Taking part in the Ann Dee Ellis 8-Minute Memoir Writing Challenge. This is Day Thirty-Nine.
I dont remember when I had my first pomegranate. They grew wildly on trees in yards all California where I grew up. We’d pluck them from overhanging craggy boughs while walking home from school. Our fingertips would be stained crimson and deep sepia with the juice, while the leathery peels trailed behind us, more substantial than Hansel & Gretel’s breadcrumbs.
The smooth crimson seeds would roll around on your tongue, until it was impossible to resist biting gently, and the bittery-sour sweet juice would make your tongue curl and your eyes water. I didn’t know they were a delicacy. In my world they were a beautifully odd and free fruit there for the taking—like the apricots and artichokes that also grew unrestrained and everywhere.

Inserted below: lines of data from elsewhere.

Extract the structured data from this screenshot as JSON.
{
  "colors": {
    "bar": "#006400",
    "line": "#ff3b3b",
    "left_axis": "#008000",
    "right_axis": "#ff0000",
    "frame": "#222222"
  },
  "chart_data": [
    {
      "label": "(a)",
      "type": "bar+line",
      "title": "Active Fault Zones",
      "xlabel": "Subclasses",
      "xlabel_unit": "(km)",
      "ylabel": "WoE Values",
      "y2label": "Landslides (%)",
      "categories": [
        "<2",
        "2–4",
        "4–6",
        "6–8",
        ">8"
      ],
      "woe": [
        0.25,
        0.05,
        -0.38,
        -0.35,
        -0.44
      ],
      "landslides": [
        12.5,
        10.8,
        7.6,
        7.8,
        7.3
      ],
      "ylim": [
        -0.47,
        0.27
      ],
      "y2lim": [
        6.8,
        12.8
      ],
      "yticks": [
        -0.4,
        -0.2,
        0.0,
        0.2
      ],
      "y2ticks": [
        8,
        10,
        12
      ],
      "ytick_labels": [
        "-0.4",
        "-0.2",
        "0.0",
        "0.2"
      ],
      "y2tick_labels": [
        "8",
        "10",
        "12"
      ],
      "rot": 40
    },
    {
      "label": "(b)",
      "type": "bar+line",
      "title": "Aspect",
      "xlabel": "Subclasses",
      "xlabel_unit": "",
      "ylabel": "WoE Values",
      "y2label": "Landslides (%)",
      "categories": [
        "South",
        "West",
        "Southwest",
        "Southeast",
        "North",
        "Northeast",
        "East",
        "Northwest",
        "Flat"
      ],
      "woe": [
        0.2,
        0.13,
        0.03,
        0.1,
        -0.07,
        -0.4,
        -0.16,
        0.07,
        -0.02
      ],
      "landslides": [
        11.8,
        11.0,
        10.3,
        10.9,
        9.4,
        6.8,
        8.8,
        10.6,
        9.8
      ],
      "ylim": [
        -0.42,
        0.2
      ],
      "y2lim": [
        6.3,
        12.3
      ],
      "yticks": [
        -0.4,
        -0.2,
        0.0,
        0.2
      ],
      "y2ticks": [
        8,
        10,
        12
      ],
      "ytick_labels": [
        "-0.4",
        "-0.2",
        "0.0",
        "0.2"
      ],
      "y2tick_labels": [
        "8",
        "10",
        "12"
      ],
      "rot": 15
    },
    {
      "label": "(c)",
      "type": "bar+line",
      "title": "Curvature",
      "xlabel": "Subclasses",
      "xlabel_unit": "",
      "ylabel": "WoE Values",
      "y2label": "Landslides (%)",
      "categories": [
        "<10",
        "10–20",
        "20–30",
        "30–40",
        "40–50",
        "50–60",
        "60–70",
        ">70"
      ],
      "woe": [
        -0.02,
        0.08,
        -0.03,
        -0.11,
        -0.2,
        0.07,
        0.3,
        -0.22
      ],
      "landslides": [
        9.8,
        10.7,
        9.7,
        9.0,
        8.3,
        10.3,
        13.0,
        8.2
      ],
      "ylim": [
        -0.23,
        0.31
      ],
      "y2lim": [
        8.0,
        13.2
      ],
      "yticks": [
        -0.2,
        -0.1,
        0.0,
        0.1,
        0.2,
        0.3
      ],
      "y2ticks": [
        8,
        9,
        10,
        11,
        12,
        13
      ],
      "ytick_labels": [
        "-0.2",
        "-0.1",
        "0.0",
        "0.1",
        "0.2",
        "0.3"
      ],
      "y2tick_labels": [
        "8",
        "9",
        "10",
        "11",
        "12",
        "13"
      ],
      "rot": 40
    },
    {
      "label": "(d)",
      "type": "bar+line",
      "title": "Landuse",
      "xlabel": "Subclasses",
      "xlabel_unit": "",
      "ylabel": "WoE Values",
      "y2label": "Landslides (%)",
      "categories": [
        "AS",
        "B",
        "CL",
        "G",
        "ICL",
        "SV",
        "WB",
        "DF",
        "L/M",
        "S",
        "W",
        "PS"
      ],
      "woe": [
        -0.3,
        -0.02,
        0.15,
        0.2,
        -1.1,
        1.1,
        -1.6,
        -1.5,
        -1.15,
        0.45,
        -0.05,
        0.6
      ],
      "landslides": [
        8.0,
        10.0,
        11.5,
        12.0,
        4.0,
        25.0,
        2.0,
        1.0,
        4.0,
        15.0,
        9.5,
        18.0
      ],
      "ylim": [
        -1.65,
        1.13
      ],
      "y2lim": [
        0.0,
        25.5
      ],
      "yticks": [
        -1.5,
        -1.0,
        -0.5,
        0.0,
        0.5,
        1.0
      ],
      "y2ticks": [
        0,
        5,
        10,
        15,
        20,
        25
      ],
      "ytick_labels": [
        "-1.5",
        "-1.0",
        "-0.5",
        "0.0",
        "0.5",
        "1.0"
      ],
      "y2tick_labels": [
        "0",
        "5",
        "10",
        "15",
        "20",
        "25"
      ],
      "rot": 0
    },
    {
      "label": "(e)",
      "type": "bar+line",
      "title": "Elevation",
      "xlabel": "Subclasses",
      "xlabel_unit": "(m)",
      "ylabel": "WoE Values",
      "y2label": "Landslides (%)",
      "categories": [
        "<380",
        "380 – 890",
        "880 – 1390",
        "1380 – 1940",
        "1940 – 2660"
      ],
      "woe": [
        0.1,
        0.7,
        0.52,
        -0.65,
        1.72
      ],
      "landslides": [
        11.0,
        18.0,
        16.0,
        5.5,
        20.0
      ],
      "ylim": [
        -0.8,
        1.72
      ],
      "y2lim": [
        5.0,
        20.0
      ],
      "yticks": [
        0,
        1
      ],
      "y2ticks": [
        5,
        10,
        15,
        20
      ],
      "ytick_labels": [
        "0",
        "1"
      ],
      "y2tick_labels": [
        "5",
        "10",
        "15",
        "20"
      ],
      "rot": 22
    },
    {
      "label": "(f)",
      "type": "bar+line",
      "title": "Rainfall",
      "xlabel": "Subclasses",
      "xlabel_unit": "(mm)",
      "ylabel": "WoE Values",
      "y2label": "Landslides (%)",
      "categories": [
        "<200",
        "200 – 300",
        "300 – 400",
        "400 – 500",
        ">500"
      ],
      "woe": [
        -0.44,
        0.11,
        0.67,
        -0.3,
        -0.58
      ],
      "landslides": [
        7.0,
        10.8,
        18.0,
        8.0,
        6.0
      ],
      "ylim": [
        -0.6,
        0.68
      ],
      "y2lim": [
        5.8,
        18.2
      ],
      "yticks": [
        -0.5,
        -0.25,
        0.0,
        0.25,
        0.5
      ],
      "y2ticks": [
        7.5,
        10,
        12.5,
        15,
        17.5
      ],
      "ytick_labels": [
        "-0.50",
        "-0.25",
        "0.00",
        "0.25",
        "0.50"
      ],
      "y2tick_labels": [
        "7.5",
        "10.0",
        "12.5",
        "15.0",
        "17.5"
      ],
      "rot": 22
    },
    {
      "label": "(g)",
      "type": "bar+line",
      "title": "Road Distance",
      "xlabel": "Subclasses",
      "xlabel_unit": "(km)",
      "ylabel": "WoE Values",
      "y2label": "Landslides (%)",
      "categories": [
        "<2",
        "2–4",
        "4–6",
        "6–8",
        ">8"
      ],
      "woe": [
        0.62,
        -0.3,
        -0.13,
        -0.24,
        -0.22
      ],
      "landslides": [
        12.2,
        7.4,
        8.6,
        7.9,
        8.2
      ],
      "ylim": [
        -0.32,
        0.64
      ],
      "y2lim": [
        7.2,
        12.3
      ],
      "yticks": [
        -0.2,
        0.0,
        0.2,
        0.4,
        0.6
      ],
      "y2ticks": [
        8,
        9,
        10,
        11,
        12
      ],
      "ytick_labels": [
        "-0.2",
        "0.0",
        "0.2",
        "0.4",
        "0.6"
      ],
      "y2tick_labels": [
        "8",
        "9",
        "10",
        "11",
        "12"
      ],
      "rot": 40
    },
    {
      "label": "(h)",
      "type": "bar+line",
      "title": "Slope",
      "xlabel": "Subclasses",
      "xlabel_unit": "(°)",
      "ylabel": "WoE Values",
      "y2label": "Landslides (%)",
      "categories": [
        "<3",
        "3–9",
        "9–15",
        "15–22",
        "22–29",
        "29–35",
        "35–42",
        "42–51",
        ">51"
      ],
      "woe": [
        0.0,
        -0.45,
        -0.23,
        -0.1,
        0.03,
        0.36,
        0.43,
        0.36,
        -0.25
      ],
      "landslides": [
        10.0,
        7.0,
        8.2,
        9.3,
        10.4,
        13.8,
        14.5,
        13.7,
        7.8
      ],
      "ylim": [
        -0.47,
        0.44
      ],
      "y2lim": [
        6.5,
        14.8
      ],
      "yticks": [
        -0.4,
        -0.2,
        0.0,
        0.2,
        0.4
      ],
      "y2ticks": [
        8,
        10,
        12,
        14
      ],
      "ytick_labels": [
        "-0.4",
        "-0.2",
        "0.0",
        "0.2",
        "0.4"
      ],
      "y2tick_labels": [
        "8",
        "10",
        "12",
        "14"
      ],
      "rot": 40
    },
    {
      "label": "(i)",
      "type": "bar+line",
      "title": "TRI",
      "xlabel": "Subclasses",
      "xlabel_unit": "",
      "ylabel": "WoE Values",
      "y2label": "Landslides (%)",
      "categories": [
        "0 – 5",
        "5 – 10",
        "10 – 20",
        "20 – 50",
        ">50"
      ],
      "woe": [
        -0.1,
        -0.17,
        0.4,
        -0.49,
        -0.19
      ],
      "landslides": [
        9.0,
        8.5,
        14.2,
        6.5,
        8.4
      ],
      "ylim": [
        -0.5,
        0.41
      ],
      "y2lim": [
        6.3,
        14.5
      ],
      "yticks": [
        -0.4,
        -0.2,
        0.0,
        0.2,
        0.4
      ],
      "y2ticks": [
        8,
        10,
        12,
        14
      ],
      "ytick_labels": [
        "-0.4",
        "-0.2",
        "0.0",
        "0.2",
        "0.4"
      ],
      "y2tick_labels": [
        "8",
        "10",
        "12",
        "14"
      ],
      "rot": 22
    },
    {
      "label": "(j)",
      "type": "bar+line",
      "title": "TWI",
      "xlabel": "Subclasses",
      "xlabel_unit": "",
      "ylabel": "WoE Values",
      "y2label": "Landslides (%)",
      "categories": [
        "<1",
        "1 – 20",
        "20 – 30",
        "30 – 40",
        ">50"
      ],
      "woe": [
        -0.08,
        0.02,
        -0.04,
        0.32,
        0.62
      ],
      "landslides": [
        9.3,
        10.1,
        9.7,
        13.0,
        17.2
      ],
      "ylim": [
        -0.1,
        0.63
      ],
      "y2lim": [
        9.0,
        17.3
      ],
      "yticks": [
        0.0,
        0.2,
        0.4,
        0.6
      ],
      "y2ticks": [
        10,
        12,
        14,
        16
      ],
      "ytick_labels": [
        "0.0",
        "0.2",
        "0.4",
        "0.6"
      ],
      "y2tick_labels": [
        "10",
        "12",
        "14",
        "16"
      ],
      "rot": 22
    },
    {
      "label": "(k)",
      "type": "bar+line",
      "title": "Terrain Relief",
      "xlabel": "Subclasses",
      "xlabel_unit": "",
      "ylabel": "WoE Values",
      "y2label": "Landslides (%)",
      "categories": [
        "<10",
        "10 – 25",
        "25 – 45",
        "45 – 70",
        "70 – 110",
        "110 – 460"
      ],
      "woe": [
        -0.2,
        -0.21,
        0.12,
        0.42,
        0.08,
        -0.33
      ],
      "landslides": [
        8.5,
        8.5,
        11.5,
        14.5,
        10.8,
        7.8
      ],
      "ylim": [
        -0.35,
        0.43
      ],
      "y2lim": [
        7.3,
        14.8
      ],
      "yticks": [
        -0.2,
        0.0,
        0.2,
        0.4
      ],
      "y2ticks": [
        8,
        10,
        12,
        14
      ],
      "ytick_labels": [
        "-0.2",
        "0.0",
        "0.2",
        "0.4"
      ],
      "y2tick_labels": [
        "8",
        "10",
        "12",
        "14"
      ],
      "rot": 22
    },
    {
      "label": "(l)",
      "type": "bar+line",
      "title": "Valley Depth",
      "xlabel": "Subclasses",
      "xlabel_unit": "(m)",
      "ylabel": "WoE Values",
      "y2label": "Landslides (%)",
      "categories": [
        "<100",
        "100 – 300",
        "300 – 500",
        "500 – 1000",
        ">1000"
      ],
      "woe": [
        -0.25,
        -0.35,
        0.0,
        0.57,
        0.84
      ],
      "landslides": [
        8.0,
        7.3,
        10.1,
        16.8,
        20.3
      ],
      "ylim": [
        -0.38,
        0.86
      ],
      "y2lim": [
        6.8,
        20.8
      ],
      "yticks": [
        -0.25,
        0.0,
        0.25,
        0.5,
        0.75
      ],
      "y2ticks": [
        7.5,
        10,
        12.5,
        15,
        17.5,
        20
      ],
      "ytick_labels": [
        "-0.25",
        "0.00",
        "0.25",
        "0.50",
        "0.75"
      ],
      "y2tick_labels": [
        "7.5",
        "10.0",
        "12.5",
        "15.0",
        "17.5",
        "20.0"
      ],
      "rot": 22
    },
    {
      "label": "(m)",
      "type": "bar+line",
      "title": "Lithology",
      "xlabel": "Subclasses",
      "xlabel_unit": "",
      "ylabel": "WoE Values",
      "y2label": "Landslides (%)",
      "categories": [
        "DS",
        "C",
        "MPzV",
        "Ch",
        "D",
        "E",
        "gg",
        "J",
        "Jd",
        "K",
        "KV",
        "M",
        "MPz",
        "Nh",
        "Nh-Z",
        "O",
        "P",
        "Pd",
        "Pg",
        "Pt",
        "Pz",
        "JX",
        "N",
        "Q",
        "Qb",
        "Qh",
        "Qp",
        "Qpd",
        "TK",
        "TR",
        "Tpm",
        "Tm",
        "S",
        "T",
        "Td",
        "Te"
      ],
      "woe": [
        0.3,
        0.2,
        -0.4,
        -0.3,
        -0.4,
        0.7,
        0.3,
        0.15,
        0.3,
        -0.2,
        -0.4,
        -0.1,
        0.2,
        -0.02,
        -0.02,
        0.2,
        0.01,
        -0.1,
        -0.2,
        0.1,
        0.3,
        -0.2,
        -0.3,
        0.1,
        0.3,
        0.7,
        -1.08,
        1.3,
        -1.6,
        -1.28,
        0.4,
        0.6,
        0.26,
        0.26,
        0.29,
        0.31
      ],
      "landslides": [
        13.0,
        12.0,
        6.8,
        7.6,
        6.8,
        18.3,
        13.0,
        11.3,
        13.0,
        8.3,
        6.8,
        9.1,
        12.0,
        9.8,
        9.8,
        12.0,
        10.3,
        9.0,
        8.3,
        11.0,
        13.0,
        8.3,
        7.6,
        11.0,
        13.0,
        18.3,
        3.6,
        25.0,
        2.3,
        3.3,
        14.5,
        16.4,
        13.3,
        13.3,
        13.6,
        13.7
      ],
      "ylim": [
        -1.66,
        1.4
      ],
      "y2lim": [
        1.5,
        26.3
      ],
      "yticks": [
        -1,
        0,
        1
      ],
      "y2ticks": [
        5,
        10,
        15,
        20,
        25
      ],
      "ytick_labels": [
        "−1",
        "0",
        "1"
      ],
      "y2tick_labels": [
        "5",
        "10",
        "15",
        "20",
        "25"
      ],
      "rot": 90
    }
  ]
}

When I grew up and moved from the verdant bread-basket of California, I wept the first time I saw pomegranates in the store; they were waxed and manicured and shiny and were $3 each. Same with artichokes. It was odd to me that these were delicacies and considered gourmet items and that I met people who had never tasted them. Earlier this summer, now 15 years removed from California, I found a basket of apricots grown in my hometown. I picked them up and inhaled their intoxicating scent, and then burst into tears. You may grow up and leave home, but home never leaves you.
I wish I could give these lush memories to my children. I know they will have their own, but the further I get from home, the more I realize what I assumed was normal was actually quite extraordinary.